The function can also return the transformed variable.
The Kuk model was proposed by Kuk in 1990.
vector of the observed variable; its length is equal to \(n\) (the sample size)
p1
proportion of red cards in the first box
p2
proportion of red cards in the second box
k
total number of cards drawn
pi
vector of the first-order inclusion probabilities
type
the estimator type: total or mean
cl
confidence level
N
size of the population. By default it is NULL
pij
matrix of the second-order inclusion probabilities. By default it is NULL
Value
Point and confidence estimates of the sensitive characteristics using the Kuk model. The transformed variable is also reported, if required.
Details
In the Kuk randomized response technique, the sampled person \(i\) is offered two boxes.
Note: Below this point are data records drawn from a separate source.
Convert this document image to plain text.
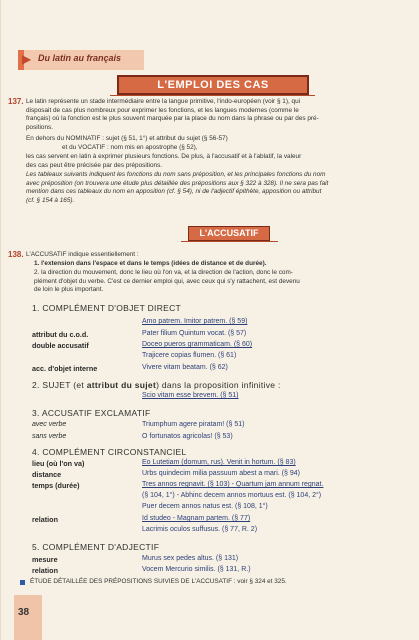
▶ Du latin au français
L'EMPLOI DES CAS
137. Le latin représente un stade intermédiaire entre la langue primitive, l'indo-européen (voir § 1), qui
disposait de cas plus nombreux pour exprimer les fonctions, et les langues modernes (comme le
français) où la fonction est le plus souvent marquée par la place du nom dans la phrase ou par des pré-
positions.
En dehors du NOMINATIF : sujet (§ 51, 1°) et attribut du sujet (§ 56-57)
et du VOCATIF : nom mis en apostrophe (§ 52),
les cas servent en latin à exprimer plusieurs fonctions. De plus, à l'accusatif et à l'ablatif, la valeur
des cas peut être précisée par des prépositions.
Les tableaux suivants indiquent les fonctions du nom sans préposition, et les principales fonctions du nom
avec préposition (on trouvera une étude plus détaillée des prépositions aux § 322 à 328). Il ne sera pas fait
mention dans ces tableaux du nom en apposition (cf. § 54), ni de l'adjectif épithète, apposition ou attribut
(cf. § 154 à 165).
L'ACCUSATIF
138. L'ACCUSATIF indique essentiellement :
1. l'extension dans l'espace et dans le temps (idées de distance et de durée).
2. la direction du mouvement, donc le lieu où l'on va, et la direction de l'action, donc le com-
plément d'objet du verbe. C'est ce dernier emploi qui, avec ceux qui s'y rattachent, est devenu
de loin le plus important.
1. COMPLÉMENT D'OBJET DIRECT
Amo patrem. Imitor patrem. (§ 59)
attribut du c.o.d.	Pater filium Quintum vocat. (§ 57)
double accusatif	Doceo pueros grammaticam. (§ 60)
Trajicere copias flumen. (§ 61)
acc. d'objet interne	Vivere vitam beatam. (§ 62)
2. SUJET (et attribut du sujet) dans la proposition infinitive :
Scio vitam esse brevem. (§ 51)
3. ACCUSATIF EXCLAMATIF
avec verbe	Triumphum agere piratam! (§ 51)
sans verbe	O fortunatos agricolas! (§ 53)
4. COMPLÉMENT CIRCONSTANCIEL
lieu (où l'on va)	Eo Lutetiam (domum, rus). Venit in hortum. (§ 83)
distance	Urbs quindecim milia passuum abest a mari. (§ 94)
temps (durée)	Tres annos regnavit. (§ 103) - Quartum jam annum regnat.
(§ 104, 1°) - Abhinc decem annos mortuus est. (§ 104, 2°)
Puer decem annos natus est. (§ 108, 1°)
relation	Id studeo - Magnam partem. (§ 77)
Lacrimis oculos suffusus. (§ 77, R. 2)
5. COMPLÉMENT D'ADJECTIF
mesure	Murus sex pedes altus. (§ 131)
relation	Vocem Mercurio similis. (§ 131, R.)
ÉTUDE DÉTAILLÉE DES PRÉPOSITIONS SUIVIES DE L'ACCUSATIF : voir § 324 et 325.
38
Each box contains cards that are identical exception colour, either red
or white, in sufficiently large numbers with proportions \(p_1\) and \(1-p_1\) in the first and \(p_2\) and \(1-p_2\), in the second (\(p_1\neq p_2\)).
The person sampled is requested to use the first box, if his/her trait is \(A\) and the second box if his/her trait is \(A^c\) and to make \(k\) independent
draws of cards, with replacement each time. The person is asked to reports \(z_i=f_i\), the number of times a red card is drawn.
The transformed variable is \(r_i=\frac{f_i/k-p_2}{p_1-p_2}\) and the estimated variance is \(\widehat{V}_R(r_i)=br_i+c\),
where \(b=\frac{1-p_1-p_2}{k(p_1-p_2)}\) and \(c=\frac{p_2(1-p_2)}{k(p_1-p_2)^2}\).